Unlock a world of possibilities! Login now and discover the exclusive benefits awaiting you.
Hi,
Is it possible to get all files in HDFS directory and save it as a single file / multiple files on a local machine?
I've want to extract files from a directory with regular expressions but it doesn't seem to work. But it says on the documentation here (https://help.talend.com/reader/g8zdjVE7fWNUh3u4ztO6Dw/PUKLf_wAqRMmwe4w~Lw1wA) that regular expressions is supported in filemasks.
I'm basically trying to grab files that match: ".+part-.*" inside a directory (iterating through subdirectories).
These files are the output from the tFileOutputDelimited from a Spark Streaming job.
Thank you.
Have you tried tHDFSList? You can specify a filemask (glob or regex) with this and iterate through files / directories / subdirectories of a specific hdfs location. You could then pass the global variable
((String)globalMap.get("tHDFSList_1_CURRENT_FILEPATH"))

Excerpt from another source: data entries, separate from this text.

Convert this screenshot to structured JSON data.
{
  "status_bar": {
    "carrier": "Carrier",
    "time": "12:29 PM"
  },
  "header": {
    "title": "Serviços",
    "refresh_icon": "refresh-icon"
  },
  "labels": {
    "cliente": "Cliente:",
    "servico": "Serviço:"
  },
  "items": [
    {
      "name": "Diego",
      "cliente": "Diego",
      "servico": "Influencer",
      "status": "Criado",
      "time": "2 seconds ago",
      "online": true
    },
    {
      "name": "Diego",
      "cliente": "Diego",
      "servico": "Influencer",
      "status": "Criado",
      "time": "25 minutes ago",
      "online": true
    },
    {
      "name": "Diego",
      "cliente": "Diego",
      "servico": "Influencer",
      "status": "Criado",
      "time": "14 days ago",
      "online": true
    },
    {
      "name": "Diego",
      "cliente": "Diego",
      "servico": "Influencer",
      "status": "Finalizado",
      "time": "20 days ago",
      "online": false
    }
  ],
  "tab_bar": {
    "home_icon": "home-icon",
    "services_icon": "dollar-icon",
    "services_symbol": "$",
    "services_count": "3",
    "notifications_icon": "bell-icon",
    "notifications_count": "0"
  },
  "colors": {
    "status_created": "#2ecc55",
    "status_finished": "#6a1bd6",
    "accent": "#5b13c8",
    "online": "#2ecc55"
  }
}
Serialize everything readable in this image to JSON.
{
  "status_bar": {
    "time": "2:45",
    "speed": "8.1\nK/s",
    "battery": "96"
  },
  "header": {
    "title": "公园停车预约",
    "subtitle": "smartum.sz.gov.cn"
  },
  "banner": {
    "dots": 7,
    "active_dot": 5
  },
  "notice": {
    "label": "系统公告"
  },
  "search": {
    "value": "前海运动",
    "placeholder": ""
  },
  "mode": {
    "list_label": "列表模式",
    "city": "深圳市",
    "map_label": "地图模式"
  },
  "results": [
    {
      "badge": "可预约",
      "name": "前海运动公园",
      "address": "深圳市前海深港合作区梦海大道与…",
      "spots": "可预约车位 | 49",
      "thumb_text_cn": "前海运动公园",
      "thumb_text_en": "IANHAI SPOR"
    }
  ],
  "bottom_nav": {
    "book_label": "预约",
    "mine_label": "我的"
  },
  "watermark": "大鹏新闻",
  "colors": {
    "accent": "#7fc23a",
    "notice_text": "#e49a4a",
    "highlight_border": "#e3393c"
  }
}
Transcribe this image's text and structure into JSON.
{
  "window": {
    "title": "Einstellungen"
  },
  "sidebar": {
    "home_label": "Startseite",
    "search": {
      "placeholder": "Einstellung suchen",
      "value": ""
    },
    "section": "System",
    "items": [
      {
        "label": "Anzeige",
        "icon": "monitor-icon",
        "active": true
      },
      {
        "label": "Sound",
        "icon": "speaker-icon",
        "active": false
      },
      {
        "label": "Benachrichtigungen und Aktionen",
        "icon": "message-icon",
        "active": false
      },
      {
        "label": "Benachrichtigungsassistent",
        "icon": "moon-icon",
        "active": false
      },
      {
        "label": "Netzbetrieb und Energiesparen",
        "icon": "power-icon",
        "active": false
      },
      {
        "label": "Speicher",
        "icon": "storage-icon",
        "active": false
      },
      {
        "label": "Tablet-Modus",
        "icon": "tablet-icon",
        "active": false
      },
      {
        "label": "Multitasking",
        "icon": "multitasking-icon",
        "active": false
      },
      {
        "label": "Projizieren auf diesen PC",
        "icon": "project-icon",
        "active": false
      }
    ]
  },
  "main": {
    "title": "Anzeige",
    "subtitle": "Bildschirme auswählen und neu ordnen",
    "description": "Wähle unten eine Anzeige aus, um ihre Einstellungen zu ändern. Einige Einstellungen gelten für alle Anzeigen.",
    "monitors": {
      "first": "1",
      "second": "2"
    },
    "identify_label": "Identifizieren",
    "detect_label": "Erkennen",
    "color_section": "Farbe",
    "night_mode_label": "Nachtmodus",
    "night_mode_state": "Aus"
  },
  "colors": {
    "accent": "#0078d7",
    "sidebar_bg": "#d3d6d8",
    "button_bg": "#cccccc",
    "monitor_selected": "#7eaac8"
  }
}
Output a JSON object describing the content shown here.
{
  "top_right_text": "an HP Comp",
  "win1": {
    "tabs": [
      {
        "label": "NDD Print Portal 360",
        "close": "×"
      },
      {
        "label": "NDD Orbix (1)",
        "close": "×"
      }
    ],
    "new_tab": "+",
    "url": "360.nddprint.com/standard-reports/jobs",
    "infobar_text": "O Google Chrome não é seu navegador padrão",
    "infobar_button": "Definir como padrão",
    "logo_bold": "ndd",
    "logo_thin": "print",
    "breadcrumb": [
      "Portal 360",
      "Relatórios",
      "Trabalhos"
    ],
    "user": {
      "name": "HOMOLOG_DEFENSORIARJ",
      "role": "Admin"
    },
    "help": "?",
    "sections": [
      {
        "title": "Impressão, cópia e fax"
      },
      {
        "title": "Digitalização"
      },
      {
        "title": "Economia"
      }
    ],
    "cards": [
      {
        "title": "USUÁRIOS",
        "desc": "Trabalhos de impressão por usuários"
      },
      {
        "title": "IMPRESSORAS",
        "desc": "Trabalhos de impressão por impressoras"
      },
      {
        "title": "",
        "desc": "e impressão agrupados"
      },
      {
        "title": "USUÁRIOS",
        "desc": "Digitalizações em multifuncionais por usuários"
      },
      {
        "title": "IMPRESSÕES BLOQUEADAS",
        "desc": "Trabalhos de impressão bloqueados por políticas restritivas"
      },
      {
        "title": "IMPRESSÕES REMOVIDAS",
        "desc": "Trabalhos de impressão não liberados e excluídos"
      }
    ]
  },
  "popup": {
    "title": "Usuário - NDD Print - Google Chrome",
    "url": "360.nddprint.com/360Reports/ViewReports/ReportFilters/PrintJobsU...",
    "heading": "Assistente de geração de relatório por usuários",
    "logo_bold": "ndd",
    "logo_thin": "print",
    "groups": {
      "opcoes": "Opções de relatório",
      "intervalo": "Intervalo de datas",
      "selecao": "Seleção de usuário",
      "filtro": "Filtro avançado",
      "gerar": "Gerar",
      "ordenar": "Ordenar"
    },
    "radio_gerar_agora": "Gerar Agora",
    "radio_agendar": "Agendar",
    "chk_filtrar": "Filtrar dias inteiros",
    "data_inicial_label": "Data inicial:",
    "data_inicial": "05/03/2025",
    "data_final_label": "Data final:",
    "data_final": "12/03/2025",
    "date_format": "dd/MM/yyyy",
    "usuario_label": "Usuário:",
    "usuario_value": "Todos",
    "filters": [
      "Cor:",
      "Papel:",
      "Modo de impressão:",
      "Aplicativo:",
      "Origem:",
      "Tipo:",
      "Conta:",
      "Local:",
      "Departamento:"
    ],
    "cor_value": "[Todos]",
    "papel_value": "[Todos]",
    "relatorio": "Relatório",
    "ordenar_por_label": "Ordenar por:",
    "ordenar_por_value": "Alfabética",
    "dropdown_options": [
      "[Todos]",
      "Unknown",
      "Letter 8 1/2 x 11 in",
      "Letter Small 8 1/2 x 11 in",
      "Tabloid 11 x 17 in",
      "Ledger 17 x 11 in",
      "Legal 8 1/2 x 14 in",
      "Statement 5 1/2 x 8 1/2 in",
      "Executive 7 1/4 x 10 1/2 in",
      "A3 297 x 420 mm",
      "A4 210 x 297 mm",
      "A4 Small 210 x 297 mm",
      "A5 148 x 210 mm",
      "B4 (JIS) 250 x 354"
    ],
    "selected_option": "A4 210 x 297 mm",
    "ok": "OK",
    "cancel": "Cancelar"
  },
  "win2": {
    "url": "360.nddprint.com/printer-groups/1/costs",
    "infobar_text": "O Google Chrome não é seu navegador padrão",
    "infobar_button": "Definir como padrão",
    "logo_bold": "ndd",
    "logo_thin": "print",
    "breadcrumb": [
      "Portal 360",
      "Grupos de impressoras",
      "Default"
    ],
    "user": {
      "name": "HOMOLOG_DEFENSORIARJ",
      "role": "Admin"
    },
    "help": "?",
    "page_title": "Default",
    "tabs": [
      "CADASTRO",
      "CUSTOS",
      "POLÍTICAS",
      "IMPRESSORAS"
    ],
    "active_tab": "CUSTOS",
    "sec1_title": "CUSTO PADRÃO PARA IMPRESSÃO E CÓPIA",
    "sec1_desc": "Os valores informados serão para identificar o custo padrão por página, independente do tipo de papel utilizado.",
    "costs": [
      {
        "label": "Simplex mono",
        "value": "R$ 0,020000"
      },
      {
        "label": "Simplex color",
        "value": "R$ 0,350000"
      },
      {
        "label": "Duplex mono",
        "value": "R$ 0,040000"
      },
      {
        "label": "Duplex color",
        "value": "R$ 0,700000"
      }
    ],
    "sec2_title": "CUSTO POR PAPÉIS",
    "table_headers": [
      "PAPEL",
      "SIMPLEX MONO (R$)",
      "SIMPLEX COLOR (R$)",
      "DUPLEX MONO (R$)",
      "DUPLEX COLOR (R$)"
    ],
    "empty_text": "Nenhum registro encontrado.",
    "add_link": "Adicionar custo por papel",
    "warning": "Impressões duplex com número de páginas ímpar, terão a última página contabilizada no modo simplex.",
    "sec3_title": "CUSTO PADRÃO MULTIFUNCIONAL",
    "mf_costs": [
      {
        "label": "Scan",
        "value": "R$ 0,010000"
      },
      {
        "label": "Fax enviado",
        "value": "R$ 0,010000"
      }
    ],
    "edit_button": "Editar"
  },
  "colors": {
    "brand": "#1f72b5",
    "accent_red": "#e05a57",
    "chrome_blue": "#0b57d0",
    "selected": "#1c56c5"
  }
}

to the "HDFS directory" property of tHDFSGet
Have you tried tHDFSList? You can specify a filemask (glob or regex) with this and iterate through files / directories / subdirectories of a specific hdfs location. You could then pass the global variable
((String)globalMap.get("tHDFSList_1_CURRENT_FILEPATH"))
to the "HDFS directory" property of tHDFSGet
Thank you! I happened to stumble across an example at the bottom part of the documentation too. Didn't know that the autocomplete also works on the component fields.